Otro festival de sonidos; esta vez por la tarde, después del almuerzo. Imagino la escena: él se ha tendido torpemente en el sofá del salón y digiere las judías estofadas, dormitando con la boca entreabierta frente al televisor. Ella, que recién ha terminado de lavar la vajilla, excitada frente a una escena amorosa de un culebrón venezolano, cae sobre él. Hasta puedo imaginarme sus fauces despintadas, su boca con gusto a comida, saboreando el glande nauseabundo del macho semidormido. El despierta a medias y no se conforma con eso. Corre los muebles hacia la pared, dejando el centro de la habitación vacío: quiere poseerla allí mismo; a cuatro patas, sobre la alfombra, como un animal. Sin embargo, de su bragueta abierta asoma una verga grisácea, sebosa; erecta pero sin vida.

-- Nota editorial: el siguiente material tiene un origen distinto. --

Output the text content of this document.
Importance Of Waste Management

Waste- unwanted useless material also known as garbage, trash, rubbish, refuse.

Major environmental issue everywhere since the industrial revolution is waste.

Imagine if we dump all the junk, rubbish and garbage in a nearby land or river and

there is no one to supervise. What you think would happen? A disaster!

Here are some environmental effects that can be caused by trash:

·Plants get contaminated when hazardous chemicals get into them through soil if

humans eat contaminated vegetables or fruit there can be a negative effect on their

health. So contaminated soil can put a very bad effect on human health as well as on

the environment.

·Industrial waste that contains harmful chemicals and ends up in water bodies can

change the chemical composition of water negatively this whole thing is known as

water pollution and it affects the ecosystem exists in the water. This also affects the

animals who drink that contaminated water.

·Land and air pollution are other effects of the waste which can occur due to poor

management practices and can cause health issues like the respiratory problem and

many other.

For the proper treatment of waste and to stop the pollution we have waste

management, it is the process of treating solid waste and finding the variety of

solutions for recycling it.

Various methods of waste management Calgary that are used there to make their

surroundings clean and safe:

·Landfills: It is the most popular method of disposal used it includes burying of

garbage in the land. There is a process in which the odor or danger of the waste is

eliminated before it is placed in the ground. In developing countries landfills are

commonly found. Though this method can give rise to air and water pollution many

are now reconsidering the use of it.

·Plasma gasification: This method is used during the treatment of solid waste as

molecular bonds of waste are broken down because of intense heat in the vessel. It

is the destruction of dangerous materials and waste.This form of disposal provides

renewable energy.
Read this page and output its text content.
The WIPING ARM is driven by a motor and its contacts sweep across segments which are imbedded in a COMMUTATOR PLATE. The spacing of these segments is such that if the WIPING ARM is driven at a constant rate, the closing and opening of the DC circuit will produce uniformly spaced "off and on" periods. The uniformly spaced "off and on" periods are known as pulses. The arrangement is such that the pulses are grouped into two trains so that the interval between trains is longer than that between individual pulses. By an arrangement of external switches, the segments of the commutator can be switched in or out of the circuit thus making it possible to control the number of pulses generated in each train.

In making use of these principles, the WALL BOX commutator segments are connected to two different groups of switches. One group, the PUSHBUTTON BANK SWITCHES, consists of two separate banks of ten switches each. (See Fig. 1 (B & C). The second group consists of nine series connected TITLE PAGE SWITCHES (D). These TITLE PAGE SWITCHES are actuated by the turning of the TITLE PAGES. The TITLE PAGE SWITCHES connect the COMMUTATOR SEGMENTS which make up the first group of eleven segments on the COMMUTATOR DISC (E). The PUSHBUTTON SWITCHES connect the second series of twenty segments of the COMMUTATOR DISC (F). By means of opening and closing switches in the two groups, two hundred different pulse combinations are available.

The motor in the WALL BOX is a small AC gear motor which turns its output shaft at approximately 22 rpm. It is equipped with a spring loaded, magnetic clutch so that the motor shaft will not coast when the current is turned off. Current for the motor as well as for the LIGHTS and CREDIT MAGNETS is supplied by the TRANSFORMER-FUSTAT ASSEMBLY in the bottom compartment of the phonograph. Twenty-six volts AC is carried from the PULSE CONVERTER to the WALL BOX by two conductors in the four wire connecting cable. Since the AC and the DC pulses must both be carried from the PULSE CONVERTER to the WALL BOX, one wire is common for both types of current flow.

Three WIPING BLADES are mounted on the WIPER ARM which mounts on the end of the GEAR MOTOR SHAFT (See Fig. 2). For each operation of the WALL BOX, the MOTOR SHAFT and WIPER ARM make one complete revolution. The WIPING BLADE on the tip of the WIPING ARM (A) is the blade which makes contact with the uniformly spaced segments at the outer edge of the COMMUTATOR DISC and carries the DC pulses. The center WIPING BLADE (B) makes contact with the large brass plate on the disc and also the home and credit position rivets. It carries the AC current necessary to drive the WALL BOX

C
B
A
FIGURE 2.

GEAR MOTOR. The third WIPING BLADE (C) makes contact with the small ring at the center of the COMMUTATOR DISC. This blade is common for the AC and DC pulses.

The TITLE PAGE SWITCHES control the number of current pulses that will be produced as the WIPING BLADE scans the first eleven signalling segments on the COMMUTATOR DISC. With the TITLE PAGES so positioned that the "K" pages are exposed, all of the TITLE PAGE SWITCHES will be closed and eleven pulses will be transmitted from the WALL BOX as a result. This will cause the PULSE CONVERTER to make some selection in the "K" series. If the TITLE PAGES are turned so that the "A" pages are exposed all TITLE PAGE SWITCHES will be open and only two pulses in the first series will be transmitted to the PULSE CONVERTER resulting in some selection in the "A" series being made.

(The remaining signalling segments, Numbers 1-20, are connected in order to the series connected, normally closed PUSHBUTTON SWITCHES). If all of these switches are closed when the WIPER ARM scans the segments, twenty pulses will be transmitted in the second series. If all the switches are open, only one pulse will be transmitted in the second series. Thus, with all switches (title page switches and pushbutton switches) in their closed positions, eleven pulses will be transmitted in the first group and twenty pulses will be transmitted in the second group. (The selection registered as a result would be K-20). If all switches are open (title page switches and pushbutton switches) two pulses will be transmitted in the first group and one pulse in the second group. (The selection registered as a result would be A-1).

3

Golpeo el techo con el palo de una escoba para hacerles saber que los escucho. No se detienen. Previendo una situación como esta, he conseguido su número de teléfono. Al séptimo timbrazo, es ella la que atiende con voz entrecortada, apenas audible. Trata de disimular la situación en que se halla, pero yo sé que todavía están prendidos, que aún lo tiene dentro. Puedo oírlo jadear, pegado a su trasero como un perro en celo. Ni siquiera se han molestado en hacer un pequeño intervalo para atender mi llamado. Alcanzo a escuchar un ligero chasquido rítmico, el roce de sus pieles húmedas, el soterrado, contenido placer en la voz femenina. Me pide disculpas, mencionando no sé qué historia de los muebles pesados, la falta de moqueta, la primera limpieza; promete tenerme en cuenta, mientras él, lejano, masculla cosas entrecortadas, inaudibles. Me despido, finjo cortar, aunque mantengo el auricular pegado a mi oreja, conteniendo la respiración. Como suponía, ella deja caer el aparato sin colgarlo, lejos de interesarse por algo más que aquello que está sucediendo en su vagina. La oigo repetir su nombre como una letanía: Juan Carlos, Juan Carlos, Juan Carlos. Su voz se va alejando, desaparece hasta convertirse en un quejido, sale de escena unos segundos, para volver poco después como una súplica que no llego a entender, porque la voz del hombre se superpone, gritándole que no se vaya antes que él, que no deje de moverse, que lo espere un momento, avisándole que está a punto de correrse, que la llenará de leche, que ya, en este mismo instante, lo está haciendo. Como si, en vez de dirigirse a la mujer que recibe sus descargas, me hubiera hablado a mí, decido acompañarlo en el orgasmo. Nos vamos juntos, uno a cada lado del teléfono, gimiendo dolorosamente.